4 Replies Latest reply on May 10, 2018 5:31 AM by J. R.

    Finding the maximum cross-sectional area of a body along an axis (VB.NET)

    J. R.

      Hello,

       

      I'm having an advanced problem that I'm unable to solve with my current knowledge. I have a body in a model, and my goal is to find the maximum cross-sectional area of that body along the Z axis via VB.NET macro. There might be some other bodies around, so the macro must evaluate that particular body only.

       

      A screenshot for illustration purposes:

       

      area.jpg

       

      I placed the Plane 1 at the location where I know the maximum cross-sectional area is, but the plane is just for illustration purposes. For a different model or a different shape, that maximum cross-section might be somewhere else along the Z axis. I need my macro to find that spot on it's own, and tell me the location and area values of that cross-section with a reasonable precision.

       

      I'm actually doing this with virtual bodies to speed things up. The closest solution I could think of was measuring the boundaries of the model, slicing it into, say 100 slices, and measuring area of each slice to find the one with the largest area. But this is a very crude method, I'm sure there's a more elegant one.

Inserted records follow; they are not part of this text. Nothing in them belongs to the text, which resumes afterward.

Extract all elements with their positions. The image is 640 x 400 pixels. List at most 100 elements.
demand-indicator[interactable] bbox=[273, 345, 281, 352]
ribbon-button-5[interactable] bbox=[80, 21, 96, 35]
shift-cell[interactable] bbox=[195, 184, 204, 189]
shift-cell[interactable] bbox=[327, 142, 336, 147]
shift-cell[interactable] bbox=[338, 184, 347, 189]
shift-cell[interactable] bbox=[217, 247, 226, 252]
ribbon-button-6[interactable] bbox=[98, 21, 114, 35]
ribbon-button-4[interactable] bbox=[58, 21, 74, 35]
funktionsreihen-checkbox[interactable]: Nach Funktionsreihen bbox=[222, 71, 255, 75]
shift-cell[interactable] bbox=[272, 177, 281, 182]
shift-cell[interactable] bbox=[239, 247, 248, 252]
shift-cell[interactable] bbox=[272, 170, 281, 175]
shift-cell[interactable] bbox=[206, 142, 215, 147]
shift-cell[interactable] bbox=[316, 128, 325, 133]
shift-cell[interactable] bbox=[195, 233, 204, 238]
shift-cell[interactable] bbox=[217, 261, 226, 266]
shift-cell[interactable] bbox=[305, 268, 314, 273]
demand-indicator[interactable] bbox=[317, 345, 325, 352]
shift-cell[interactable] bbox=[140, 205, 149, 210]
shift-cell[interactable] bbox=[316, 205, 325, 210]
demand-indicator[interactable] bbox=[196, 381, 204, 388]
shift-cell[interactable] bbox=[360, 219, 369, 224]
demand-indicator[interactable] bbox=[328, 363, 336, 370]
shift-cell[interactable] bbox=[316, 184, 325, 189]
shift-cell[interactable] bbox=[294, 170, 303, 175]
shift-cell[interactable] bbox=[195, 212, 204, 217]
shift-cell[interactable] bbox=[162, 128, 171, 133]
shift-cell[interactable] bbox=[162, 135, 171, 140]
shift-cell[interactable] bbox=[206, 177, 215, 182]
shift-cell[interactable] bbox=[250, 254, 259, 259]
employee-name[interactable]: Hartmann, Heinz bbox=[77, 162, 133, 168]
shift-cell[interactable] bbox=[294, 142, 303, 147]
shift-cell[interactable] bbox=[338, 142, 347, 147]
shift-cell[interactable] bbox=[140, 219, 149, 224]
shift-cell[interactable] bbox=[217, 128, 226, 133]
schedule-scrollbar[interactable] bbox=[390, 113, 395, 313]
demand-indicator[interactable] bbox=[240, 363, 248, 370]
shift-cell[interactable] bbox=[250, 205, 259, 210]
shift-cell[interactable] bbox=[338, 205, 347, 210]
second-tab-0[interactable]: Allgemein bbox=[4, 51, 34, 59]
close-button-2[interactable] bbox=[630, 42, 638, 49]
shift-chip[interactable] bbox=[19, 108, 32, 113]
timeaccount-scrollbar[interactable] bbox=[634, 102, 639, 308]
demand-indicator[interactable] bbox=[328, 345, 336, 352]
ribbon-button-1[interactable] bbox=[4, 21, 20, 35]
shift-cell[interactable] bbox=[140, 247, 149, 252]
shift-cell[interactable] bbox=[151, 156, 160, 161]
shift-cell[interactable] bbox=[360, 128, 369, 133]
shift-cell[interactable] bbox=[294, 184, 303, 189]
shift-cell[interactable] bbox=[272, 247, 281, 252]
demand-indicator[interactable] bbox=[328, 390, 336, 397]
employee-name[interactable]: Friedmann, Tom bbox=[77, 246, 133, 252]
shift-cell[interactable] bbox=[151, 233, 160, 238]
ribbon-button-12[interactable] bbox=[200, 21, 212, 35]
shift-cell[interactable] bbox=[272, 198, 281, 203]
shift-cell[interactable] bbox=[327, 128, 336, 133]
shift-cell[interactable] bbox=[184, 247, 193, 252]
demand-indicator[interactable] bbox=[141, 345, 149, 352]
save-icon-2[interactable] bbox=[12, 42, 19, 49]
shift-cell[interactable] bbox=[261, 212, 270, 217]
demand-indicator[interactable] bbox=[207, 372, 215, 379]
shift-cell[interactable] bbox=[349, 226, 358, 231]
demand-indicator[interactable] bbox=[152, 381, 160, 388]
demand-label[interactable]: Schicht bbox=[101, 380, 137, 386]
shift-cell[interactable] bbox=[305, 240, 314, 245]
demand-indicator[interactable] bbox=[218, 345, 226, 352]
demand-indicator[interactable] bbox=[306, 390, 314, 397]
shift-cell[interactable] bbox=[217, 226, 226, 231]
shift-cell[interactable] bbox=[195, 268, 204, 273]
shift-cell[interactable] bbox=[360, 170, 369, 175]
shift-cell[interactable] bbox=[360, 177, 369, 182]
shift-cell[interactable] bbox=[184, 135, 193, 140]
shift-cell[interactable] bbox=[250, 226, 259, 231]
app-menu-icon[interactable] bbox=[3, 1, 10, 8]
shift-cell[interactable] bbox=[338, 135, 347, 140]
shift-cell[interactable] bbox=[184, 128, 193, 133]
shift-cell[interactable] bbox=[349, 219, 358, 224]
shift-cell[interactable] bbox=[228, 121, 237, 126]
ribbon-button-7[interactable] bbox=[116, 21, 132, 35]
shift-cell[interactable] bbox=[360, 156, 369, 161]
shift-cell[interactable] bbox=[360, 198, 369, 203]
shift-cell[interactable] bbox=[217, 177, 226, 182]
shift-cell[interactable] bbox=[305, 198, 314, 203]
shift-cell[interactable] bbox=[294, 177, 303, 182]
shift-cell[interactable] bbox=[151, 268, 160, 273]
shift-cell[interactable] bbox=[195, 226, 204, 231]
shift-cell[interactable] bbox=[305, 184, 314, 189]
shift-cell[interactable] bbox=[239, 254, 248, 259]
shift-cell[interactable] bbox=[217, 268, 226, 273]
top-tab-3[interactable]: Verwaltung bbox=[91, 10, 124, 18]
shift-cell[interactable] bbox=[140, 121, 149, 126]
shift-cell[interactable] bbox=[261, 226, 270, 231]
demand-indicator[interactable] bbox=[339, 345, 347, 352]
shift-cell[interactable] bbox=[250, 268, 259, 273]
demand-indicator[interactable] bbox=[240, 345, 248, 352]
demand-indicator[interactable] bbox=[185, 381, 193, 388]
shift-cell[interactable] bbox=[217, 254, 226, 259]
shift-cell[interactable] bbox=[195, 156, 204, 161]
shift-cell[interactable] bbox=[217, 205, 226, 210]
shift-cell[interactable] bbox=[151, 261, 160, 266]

I also thought of producing an outline (shadow) of the body on a plane, and measuring it's area, but with certain body shapes, this might produce inaccurate results. Bottom line, I want avoid using features and sketches at all costs.

       

      I would be grateful if you could suggest some ideas.

       

      Thanks in advance!

        • Re: Finding the maximum cross-sectional area of a body along an axis (VB.NET)
          Terry Raymond

          Wow that is an interesting and seemingly difficult problem to solve, especially if there are no predefined conditions on the shape of the body.

           

          If the bodies can have complex profiles (moon shapes, hollow, etc), your described method is probably best. You might add an iteration to zero in on the largest cross section.

           

          If above is too slow, and your profiles are solid and aren’t too crazy, take a look at Body2::GetExtremePoints.  You could run that in a few directions to get an idea where the largest cross section is located, and then check those and nearby cross sections for the largest.